The church's senior minister, the Rev. Joe Clifford, says the church made its property available as an open-air shelter a few weeks ago in response to a crackdown on the homeless by Dallas police.

The church provides portable toilets and security guards to ensure the people are not preyed upon by criminals or drug dealers.

''In September the police began enforcing ordinances more strictly, such as one against sleeping on the sidewalk,'' said Clifford, an affable man with an easy manner.

''Most of the police don't like doing this job. Who becomes a cop to hassle homeless people?

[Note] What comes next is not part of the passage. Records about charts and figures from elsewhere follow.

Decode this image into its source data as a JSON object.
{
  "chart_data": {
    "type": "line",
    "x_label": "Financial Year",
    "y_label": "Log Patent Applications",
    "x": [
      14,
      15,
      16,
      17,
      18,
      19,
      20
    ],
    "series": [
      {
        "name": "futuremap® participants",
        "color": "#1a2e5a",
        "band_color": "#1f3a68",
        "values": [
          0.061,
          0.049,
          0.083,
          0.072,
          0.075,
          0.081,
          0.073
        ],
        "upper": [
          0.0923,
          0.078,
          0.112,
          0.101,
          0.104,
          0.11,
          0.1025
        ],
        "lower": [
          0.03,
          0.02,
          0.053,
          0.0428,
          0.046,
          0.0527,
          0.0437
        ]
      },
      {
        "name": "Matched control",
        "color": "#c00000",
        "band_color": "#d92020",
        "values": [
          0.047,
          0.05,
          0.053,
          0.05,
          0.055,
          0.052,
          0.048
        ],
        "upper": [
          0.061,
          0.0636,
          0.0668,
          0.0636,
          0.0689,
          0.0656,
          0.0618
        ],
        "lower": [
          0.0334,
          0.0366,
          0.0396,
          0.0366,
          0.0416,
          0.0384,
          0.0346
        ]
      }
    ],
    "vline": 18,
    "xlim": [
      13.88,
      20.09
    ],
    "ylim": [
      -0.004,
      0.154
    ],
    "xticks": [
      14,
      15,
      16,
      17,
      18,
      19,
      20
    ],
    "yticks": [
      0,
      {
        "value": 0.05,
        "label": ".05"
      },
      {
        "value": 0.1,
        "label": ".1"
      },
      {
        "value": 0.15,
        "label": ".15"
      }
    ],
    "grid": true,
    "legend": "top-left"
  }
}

But it's our belief that this is not a criminal issue but a social one,'' he said.

It's obviously not a popular policy in the parking lot.

''We don't have any money to pay fines for tickets issued by the police,'' said Parker.

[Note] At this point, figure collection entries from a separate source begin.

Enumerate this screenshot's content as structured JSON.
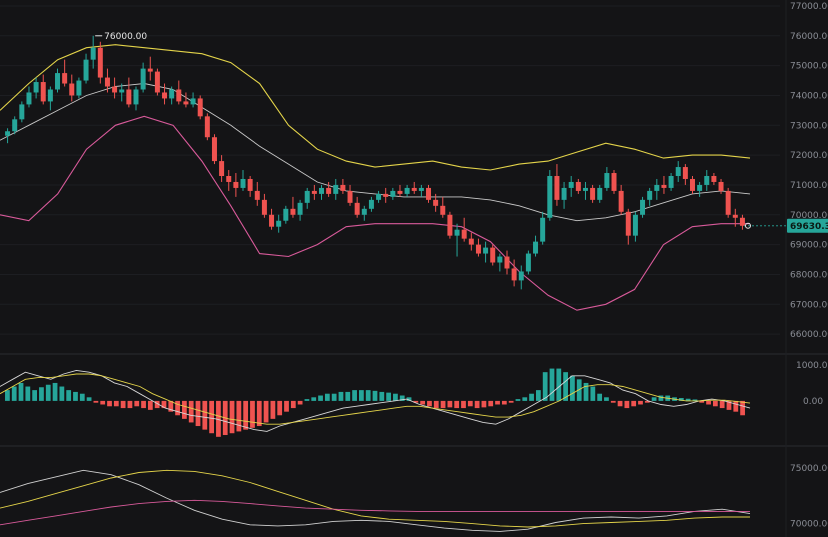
{
  "chart_data": {
    "type": "candlestick",
    "colors": {
      "up": "#26a69a",
      "down": "#ef5350",
      "boll_upper": "#e4d44a",
      "boll_mid": "#c9c9c9",
      "boll_lower": "#d85a9a",
      "macd_dif": "#d8d8d8",
      "macd_dea": "#e4d44a"
    },
    "main_pane": {
      "y_ticks": [
        "77000.00",
        "76000.00",
        "75000.00",
        "74000.00",
        "73000.00",
        "72000.00",
        "71000.00",
        "70000.00",
        "69000.00",
        "68000.00",
        "67000.00",
        "66000.00"
      ],
      "ylim": [
        65400,
        77200
      ],
      "last_price": "69630.33",
      "high_marker": "76000.00",
      "candles": [
        [
          72650,
          72900,
          72400,
          72800
        ],
        [
          72800,
          73300,
          72700,
          73200
        ],
        [
          73200,
          73800,
          73100,
          73700
        ],
        [
          73700,
          74300,
          73600,
          74100
        ],
        [
          74100,
          74600,
          73900,
          74450
        ],
        [
          74450,
          74700,
          73700,
          73800
        ],
        [
          73800,
          74300,
          73500,
          74200
        ],
        [
          74200,
          74900,
          74100,
          74750
        ],
        [
          74750,
          75200,
          74300,
          74400
        ],
        [
          74400,
          74700,
          73800,
          74000
        ],
        [
          74000,
          74600,
          73900,
          74500
        ],
        [
          74500,
          75400,
          74400,
          75200
        ],
        [
          75200,
          76000,
          74900,
          75600
        ],
        [
          75600,
          75800,
          74400,
          74600
        ],
        [
          74600,
          74900,
          74100,
          74300
        ],
        [
          74300,
          74600,
          73900,
          74100
        ],
        [
          74100,
          74400,
          73800,
          74200
        ],
        [
          74200,
          74600,
          73600,
          73700
        ],
        [
          73700,
          74300,
          73500,
          74200
        ],
        [
          74200,
          75100,
          74100,
          74900
        ],
        [
          74900,
          75300,
          74500,
          74800
        ],
        [
          74800,
          74900,
          74000,
          74100
        ],
        [
          74100,
          74400,
          73700,
          73900
        ],
        [
          73900,
          74300,
          73700,
          74200
        ],
        [
          74200,
          74500,
          73700,
          73800
        ],
        [
          73800,
          74100,
          73600,
          73700
        ],
        [
          73700,
          74100,
          73600,
          73900
        ],
        [
          73900,
          74000,
          73200,
          73300
        ],
        [
          73300,
          73400,
          72500,
          72600
        ],
        [
          72600,
          72700,
          71700,
          71800
        ],
        [
          71800,
          72000,
          71100,
          71300
        ],
        [
          71300,
          71500,
          70800,
          71100
        ],
        [
          71100,
          71400,
          70600,
          70900
        ],
        [
          70900,
          71500,
          70800,
          71200
        ],
        [
          71200,
          71300,
          70600,
          70800
        ],
        [
          70800,
          71100,
          70300,
          70500
        ],
        [
          70500,
          70700,
          69900,
          70000
        ],
        [
          70000,
          70200,
          69500,
          69600
        ],
        [
          69600,
          70000,
          69400,
          69800
        ],
        [
          69800,
          70300,
          69700,
          70200
        ],
        [
          70200,
          70600,
          69900,
          70000
        ],
        [
          70000,
          70500,
          69800,
          70400
        ],
        [
          70400,
          70900,
          70200,
          70800
        ],
        [
          70800,
          71000,
          70500,
          70700
        ],
        [
          70700,
          71000,
          70500,
          70900
        ],
        [
          70900,
          71100,
          70600,
          70700
        ],
        [
          70700,
          71200,
          70500,
          71000
        ],
        [
          71000,
          71200,
          70700,
          70800
        ],
        [
          70800,
          71000,
          70300,
          70400
        ],
        [
          70400,
          70600,
          69900,
          70000
        ],
        [
          70000,
          70300,
          69800,
          70200
        ],
        [
          70200,
          70600,
          70100,
          70500
        ],
        [
          70500,
          70800,
          70400,
          70700
        ],
        [
          70700,
          70900,
          70400,
          70600
        ],
        [
          70600,
          70900,
          70500,
          70800
        ],
        [
          70800,
          71000,
          70600,
          70700
        ],
        [
          70700,
          71000,
          70600,
          70900
        ],
        [
          70900,
          71100,
          70700,
          70800
        ],
        [
          70800,
          71000,
          70600,
          70900
        ],
        [
          70900,
          71000,
          70400,
          70500
        ],
        [
          70500,
          70700,
          70100,
          70300
        ],
        [
          70300,
          70600,
          69900,
          70000
        ],
        [
          70000,
          70100,
          69200,
          69300
        ],
        [
          69300,
          69700,
          68600,
          69500
        ],
        [
          69500,
          69900,
          69100,
          69200
        ],
        [
          69200,
          69400,
          68800,
          69000
        ],
        [
          69000,
          69200,
          68600,
          68700
        ],
        [
          68700,
          69100,
          68400,
          68900
        ],
        [
          68900,
          69000,
          68300,
          68400
        ],
        [
          68400,
          68700,
          68100,
          68600
        ],
        [
          68600,
          68800,
          68000,
          68200
        ],
        [
          68200,
          68500,
          67600,
          67800
        ],
        [
          67800,
          68300,
          67500,
          68100
        ],
        [
          68100,
          68800,
          68000,
          68700
        ],
        [
          68700,
          69300,
          68600,
          69100
        ],
        [
          69100,
          70100,
          69000,
          69900
        ],
        [
          69900,
          71500,
          69800,
          71300
        ],
        [
          71300,
          71700,
          70300,
          70500
        ],
        [
          70500,
          71100,
          70200,
          70900
        ],
        [
          70900,
          71300,
          70600,
          71100
        ],
        [
          71100,
          71200,
          70700,
          70800
        ],
        [
          70800,
          71100,
          70500,
          70900
        ],
        [
          70900,
          71000,
          70400,
          70500
        ],
        [
          70500,
          71000,
          70400,
          70900
        ],
        [
          70900,
          71600,
          70800,
          71400
        ],
        [
          71400,
          71500,
          70700,
          70800
        ],
        [
          70800,
          71000,
          70000,
          70100
        ],
        [
          70100,
          70200,
          69000,
          69300
        ],
        [
          69300,
          70100,
          69100,
          70000
        ],
        [
          70000,
          70600,
          69900,
          70500
        ],
        [
          70500,
          70900,
          70300,
          70800
        ],
        [
          70800,
          71200,
          70500,
          71000
        ],
        [
          71000,
          71300,
          70700,
          70900
        ],
        [
          70900,
          71400,
          70800,
          71300
        ],
        [
          71300,
          71800,
          71100,
          71600
        ],
        [
          71600,
          71700,
          71000,
          71200
        ],
        [
          71200,
          71300,
          70700,
          70800
        ],
        [
          70800,
          71100,
          70600,
          71000
        ],
        [
          71000,
          71500,
          70800,
          71300
        ],
        [
          71300,
          71400,
          71000,
          71100
        ],
        [
          71100,
          71200,
          70700,
          70800
        ],
        [
          70800,
          70900,
          69900,
          70000
        ],
        [
          70000,
          70200,
          69600,
          69900
        ],
        [
          69900,
          70000,
          69500,
          69630.33
        ]
      ],
      "boll_upper": [
        73500,
        74400,
        75200,
        75600,
        75700,
        75600,
        75500,
        75400,
        75100,
        74400,
        73000,
        72200,
        71800,
        71600,
        71700,
        71800,
        71600,
        71500,
        71700,
        71800,
        72100,
        72400,
        72200,
        71900,
        72000,
        72000,
        71900
      ],
      "boll_mid": [
        72500,
        73000,
        73500,
        74000,
        74300,
        74400,
        74200,
        73600,
        73000,
        72300,
        71700,
        71100,
        70800,
        70700,
        70600,
        70600,
        70600,
        70500,
        70300,
        70000,
        69800,
        69900,
        70100,
        70400,
        70700,
        70800,
        70700
      ],
      "boll_lower": [
        70000,
        69800,
        70700,
        72200,
        73000,
        73300,
        73000,
        71800,
        70300,
        68700,
        68600,
        69000,
        69600,
        69700,
        69700,
        69700,
        69600,
        69100,
        68100,
        67300,
        66800,
        67000,
        67500,
        69000,
        69600,
        69700,
        69700
      ]
    },
    "macd_pane": {
      "y_ticks": [
        "1000.00",
        "0.00"
      ],
      "ylim": [
        -1200,
        1250
      ],
      "hist": [
        300,
        400,
        500,
        400,
        300,
        380,
        450,
        500,
        400,
        300,
        250,
        200,
        100,
        -50,
        -100,
        -150,
        -150,
        -200,
        -200,
        -150,
        -200,
        -250,
        -200,
        -200,
        -300,
        -400,
        -500,
        -600,
        -700,
        -800,
        -900,
        -1000,
        -950,
        -900,
        -850,
        -800,
        -750,
        -700,
        -600,
        -500,
        -400,
        -300,
        -200,
        -100,
        50,
        100,
        150,
        200,
        200,
        250,
        250,
        300,
        300,
        300,
        280,
        250,
        230,
        200,
        150,
        100,
        -50,
        -100,
        -150,
        -200,
        -200,
        -180,
        -200,
        -200,
        -150,
        -200,
        -180,
        -150,
        -100,
        -100,
        -50,
        50,
        100,
        200,
        300,
        800,
        900,
        900,
        800,
        700,
        600,
        500,
        400,
        200,
        100,
        -50,
        -150,
        -200,
        -150,
        -100,
        -50,
        100,
        150,
        150,
        100,
        80,
        60,
        40,
        -50,
        -100,
        -150,
        -200,
        -250,
        -300,
        -400
      ],
      "dif": [
        400,
        600,
        800,
        700,
        600,
        750,
        850,
        800,
        700,
        500,
        400,
        200,
        0,
        -200,
        -300,
        -400,
        -450,
        -500,
        -600,
        -700,
        -800,
        -850,
        -700,
        -600,
        -500,
        -400,
        -300,
        -200,
        -150,
        -100,
        -50,
        0,
        50,
        -100,
        -200,
        -300,
        -400,
        -500,
        -600,
        -650,
        -500,
        -300,
        -100,
        100,
        400,
        700,
        700,
        600,
        500,
        300,
        200,
        0,
        -100,
        -150,
        -100,
        0,
        50,
        0,
        -100,
        -200
      ],
      "dea": [
        200,
        400,
        600,
        650,
        650,
        700,
        750,
        750,
        700,
        600,
        500,
        400,
        200,
        50,
        -100,
        -200,
        -300,
        -400,
        -500,
        -550,
        -600,
        -650,
        -650,
        -600,
        -550,
        -500,
        -450,
        -400,
        -350,
        -300,
        -250,
        -200,
        -150,
        -150,
        -200,
        -250,
        -300,
        -350,
        -400,
        -450,
        -450,
        -400,
        -300,
        -150,
        0,
        200,
        400,
        450,
        450,
        400,
        300,
        200,
        100,
        50,
        0,
        0,
        20,
        20,
        -20,
        -60
      ]
    },
    "lower_pane": {
      "y_ticks": [
        "75000.00",
        "70000.00"
      ],
      "ylim": [
        68800,
        76800
      ],
      "white": [
        72800,
        73600,
        74200,
        74800,
        74400,
        73500,
        72300,
        71200,
        70400,
        69900,
        69800,
        69900,
        70200,
        70300,
        70200,
        69900,
        69600,
        69400,
        69300,
        69500,
        70100,
        70500,
        70600,
        70500,
        70700,
        71100,
        71300,
        70900
      ],
      "yellow": [
        71400,
        72000,
        72700,
        73400,
        74100,
        74600,
        74800,
        74700,
        74300,
        73700,
        72900,
        72100,
        71300,
        70700,
        70400,
        70300,
        70200,
        70000,
        69800,
        69700,
        69800,
        70000,
        70100,
        70200,
        70300,
        70500,
        70600,
        70600
      ],
      "pink": [
        69900,
        70300,
        70700,
        71100,
        71500,
        71800,
        72000,
        72100,
        72000,
        71800,
        71600,
        71400,
        71300,
        71200,
        71150,
        71100,
        71100,
        71100,
        71100,
        71100,
        71100,
        71100,
        71100,
        71100,
        71100,
        71100,
        71100,
        71100
      ]
    }
  }
}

Clifford, who sees helping the poor as Biblically sanctioned, said a few people had been sleeping on the church grounds but word quickly spread that the police were not allowed to clear the homeless off church property.

ANGERING LOCAL BUSINESSES Now between 150 and 200 people camp out there on any given night, angering some local businesses while throwing many of the issues surrounding poverty and income disparities in the United States into sharp relief.

Most of the parking lot's residents are black. Several clearly suffer from mental illness or substance abuse; some are ex-military; many feel persecuted.

''The cops harass us homeless people,'' said Tony Clark, a 45-year-old African American man who said he was had served in the army for several years.

According to the Washington-based National Alliance to End Homelessness, an estimated 750,000 people were homeless in the United States in 2005.

Dallas officials say they are trying to address the problem and an assistance center is set to open in April next year.

''We have made a significant commitment to the assistance center,'' Dallas Mayor Tom Leppert told Reuters.

The private sector is helping to fund the center which is being built just a few blocks from the church parking lot.

Leppert said the center would tailor its efforts to the individual needs of homeless people, such as drug addiction or mental illness. But he said as mayor he also had a duty to make the downtown attractive for visitors and business and that meant effective policing as well.

''We want to make sure that we address the downtown ... we want to have a downtown that is going to be as attractive as any downtown anywhere,'' he said in a telephone interview.

Leppert and Clifford both agree that the parking lot is hardly a long-term solution to the problem.

But for Terrence Parker and scores of others, it is their only nocturnal respite for now.